The Nigeria Extractive Industries Transparency Initiative (NEITI) has called for fiscal discipline and transparency as data showed that federal government, states, and local governments shared a whopping N6 trillion Federation Account Allocation Committee (FAAC) disbursements in the third quarter of last year.

In its analysis of the FAAC Q3 2025 allocation, the body revealed that the federal government received N2.19 trillion, states received N1.97 trillion, and local governments received N1.45 trillion.

According to a statement by the Director of Communication and Stakeholders Management at NEITI, Mrs Obiageli Onuorah, the allocation indicated a historic rise in federation account receipts and distributions, explaining that year-on-year quarterly FAAC allocations in 2025 grew by 55.6 per cent compared with Q3 of 2024 while it more than doubling allocations over two years.

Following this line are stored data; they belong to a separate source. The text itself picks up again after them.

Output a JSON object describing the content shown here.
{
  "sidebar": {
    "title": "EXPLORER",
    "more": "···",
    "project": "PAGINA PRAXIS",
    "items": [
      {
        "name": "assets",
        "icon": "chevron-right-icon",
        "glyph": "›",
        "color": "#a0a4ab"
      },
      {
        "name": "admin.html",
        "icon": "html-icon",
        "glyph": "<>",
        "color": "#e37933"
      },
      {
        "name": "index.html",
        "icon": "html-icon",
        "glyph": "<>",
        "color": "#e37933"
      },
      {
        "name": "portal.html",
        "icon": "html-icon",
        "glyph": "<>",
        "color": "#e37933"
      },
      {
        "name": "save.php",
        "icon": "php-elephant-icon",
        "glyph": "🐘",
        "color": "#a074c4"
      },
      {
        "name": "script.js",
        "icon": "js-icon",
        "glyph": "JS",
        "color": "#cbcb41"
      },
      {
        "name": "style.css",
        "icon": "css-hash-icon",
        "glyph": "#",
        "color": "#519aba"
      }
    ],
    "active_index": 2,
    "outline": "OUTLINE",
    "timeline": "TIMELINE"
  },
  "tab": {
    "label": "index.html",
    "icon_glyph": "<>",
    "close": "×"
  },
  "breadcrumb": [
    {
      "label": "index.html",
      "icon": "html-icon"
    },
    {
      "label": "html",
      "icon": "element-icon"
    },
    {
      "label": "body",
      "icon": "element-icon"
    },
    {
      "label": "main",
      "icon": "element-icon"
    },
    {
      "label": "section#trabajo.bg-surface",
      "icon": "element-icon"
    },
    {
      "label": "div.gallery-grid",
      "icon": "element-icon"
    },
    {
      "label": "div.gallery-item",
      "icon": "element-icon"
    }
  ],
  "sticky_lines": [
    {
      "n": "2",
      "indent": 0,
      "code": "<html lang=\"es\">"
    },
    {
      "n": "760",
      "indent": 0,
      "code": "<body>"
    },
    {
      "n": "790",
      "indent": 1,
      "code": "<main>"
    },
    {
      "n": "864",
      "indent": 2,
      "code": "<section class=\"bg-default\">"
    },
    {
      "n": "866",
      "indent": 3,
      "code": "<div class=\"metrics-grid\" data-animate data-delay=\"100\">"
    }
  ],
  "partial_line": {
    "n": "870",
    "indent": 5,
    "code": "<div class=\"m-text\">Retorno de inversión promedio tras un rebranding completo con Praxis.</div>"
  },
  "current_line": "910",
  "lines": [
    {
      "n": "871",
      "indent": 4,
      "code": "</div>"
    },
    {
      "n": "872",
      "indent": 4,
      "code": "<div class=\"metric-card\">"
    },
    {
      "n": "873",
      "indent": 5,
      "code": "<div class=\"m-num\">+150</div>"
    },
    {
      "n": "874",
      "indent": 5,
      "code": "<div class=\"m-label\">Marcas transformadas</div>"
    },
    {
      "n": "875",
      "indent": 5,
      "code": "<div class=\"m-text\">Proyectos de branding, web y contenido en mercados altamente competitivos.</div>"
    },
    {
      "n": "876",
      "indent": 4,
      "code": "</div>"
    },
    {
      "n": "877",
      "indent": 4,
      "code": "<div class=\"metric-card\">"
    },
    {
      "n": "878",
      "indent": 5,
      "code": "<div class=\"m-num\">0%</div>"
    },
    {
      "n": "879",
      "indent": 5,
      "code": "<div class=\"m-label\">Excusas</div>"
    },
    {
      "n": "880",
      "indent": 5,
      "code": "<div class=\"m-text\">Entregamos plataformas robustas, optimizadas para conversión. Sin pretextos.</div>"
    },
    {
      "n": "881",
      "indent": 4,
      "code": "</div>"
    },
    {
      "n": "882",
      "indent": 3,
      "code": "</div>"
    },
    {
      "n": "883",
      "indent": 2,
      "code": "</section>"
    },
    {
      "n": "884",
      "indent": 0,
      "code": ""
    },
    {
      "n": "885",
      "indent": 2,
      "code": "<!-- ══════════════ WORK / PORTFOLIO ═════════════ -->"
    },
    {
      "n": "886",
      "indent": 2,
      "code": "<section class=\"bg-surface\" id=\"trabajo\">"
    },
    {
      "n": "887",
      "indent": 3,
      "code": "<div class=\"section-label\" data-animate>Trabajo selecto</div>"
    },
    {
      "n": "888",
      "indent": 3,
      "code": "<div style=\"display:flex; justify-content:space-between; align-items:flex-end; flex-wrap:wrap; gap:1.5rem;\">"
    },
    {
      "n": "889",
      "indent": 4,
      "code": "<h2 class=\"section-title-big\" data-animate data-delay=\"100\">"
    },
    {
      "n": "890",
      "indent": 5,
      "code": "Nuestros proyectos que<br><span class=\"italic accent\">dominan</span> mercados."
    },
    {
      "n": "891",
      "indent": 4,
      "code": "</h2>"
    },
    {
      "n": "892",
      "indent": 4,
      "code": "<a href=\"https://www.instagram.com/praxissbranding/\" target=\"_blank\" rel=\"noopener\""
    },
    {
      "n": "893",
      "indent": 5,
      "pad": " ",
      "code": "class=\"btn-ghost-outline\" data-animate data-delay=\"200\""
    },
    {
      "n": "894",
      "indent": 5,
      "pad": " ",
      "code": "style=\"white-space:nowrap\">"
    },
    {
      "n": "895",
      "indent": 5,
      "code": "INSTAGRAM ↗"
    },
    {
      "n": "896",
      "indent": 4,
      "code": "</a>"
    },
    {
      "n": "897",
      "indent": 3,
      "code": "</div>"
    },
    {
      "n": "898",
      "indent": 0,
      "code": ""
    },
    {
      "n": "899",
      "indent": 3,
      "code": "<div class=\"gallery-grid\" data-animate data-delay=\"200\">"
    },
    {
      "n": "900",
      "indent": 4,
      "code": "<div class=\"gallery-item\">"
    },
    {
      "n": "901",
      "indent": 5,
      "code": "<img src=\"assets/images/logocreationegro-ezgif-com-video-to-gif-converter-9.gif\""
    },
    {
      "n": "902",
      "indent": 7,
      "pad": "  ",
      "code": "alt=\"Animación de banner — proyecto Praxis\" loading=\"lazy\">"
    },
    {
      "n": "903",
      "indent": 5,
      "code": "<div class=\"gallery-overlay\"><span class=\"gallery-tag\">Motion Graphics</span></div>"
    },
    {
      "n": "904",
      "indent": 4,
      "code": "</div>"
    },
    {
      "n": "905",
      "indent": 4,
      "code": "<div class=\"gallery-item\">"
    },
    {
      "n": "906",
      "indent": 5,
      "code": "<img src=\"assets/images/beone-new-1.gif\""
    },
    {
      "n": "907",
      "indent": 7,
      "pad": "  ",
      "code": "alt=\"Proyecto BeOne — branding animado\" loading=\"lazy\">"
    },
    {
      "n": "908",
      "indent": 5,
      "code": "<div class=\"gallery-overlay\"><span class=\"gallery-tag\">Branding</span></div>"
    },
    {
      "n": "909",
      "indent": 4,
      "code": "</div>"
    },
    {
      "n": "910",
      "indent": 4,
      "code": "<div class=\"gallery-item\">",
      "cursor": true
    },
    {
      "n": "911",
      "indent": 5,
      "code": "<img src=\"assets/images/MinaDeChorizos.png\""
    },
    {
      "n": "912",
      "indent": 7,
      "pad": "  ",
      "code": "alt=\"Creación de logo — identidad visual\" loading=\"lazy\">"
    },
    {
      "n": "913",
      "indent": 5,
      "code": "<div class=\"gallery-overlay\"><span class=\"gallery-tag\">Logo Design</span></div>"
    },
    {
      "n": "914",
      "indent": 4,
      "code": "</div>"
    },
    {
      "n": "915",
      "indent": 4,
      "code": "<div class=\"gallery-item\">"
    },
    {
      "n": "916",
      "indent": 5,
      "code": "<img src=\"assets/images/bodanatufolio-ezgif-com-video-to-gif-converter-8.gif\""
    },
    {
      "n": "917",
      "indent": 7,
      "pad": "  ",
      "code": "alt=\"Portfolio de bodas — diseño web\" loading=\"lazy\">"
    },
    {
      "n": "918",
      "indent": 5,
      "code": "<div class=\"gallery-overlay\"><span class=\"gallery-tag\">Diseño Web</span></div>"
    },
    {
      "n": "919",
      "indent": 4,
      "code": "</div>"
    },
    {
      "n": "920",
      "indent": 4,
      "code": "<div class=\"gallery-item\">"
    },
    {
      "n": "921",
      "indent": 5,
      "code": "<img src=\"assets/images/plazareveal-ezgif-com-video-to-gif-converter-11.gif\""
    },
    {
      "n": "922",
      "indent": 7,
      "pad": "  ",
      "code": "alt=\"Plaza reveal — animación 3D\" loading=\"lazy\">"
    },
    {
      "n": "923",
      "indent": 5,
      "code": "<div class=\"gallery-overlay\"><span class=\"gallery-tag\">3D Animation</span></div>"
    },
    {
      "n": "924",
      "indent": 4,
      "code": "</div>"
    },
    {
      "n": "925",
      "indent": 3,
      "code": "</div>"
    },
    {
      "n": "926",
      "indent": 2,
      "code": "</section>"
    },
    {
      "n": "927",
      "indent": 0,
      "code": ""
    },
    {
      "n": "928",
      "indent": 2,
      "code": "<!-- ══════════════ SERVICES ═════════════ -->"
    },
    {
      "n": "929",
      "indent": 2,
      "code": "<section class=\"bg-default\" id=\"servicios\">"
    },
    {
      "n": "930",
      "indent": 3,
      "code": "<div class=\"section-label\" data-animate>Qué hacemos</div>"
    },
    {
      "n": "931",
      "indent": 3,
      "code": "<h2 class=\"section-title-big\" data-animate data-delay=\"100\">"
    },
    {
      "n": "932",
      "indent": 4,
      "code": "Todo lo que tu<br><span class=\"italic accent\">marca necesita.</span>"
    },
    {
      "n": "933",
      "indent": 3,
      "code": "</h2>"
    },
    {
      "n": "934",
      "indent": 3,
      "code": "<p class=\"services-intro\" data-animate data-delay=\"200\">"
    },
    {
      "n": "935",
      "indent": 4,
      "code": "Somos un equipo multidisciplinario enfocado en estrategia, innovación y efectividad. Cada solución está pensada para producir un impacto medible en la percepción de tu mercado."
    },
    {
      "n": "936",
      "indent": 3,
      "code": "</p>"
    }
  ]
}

The report contained in the agency’s Quarterly Review noted that the N6 trillion included 13 per cent payments to derivative states. It also showed that statutory revenues accounted for 62 per cent of shared receipts, while Value Added Tax (VAT) was 34 per cent, and Electronic Money Transfer Levy (EMTL) and augmentation from non-oil excess revenue each accounted for 2 per cent, respectively.

The distribution to the 36 states comprised revenues from statutory sources, VAT, EMTL, and ecological funds. States also received additional N100 billion as augmentation from the non-oil excess revenue account.

The Executive Secretary of NEITI, Mr Sarkin Adar, called on the Office of the Accountant General of the Federation, the Revenue Mobilisation Allocation and Fiscal Commission (RMAFC) FAAC, the National Economic Council (NEC), the National Assembly, and state governments to act on the recommendations to strengthen transparency, accountability, and long-term fiscal sustainability.

“Though the Quarter 3 2025 FAAC results are encouraging, NEITI reiterates that the data presents an opportunity to the government to institutionalise prudent fiscal practices that will protect the gains that have been recorded so far in growing revenue and reduce vulnerability to commodity shocks.

“The Q3 2025 FAAC results are encouraging, but windfalls must be managed with discipline. Greater transparency, realistic budgeting, and stronger stabilisation mechanisms will ensure these resources deliver durable benefits for all Nigerians,” Mr Adar said.

NEITI urged the government at all levels to ensure the growth of Nigeria’s sovereign wealth and stabilisation capacity, by committing to regular transfers to the Nigeria Sovereign Wealth Fund and other related stabilisation mechanisms in line with the fiscal responsibility frameworks.

It further advised governments at all levels to adopt realistic budget benchmarks by setting more conservative and achievable crude oil production and price assumptions in the budget to reduce implementation gaps, deficit, and debt metrics.

This, it said, is in addition to accelerating revenue diversification by prioritising reforms that would attract investments into the mining sector, expedite legislation to modernise the Mineral and Mining Act, support reforms in the downstream petroleum sector, as well as the full implementation of the Petroleum Industry Act (PIA) to expand domestic refining and value addition.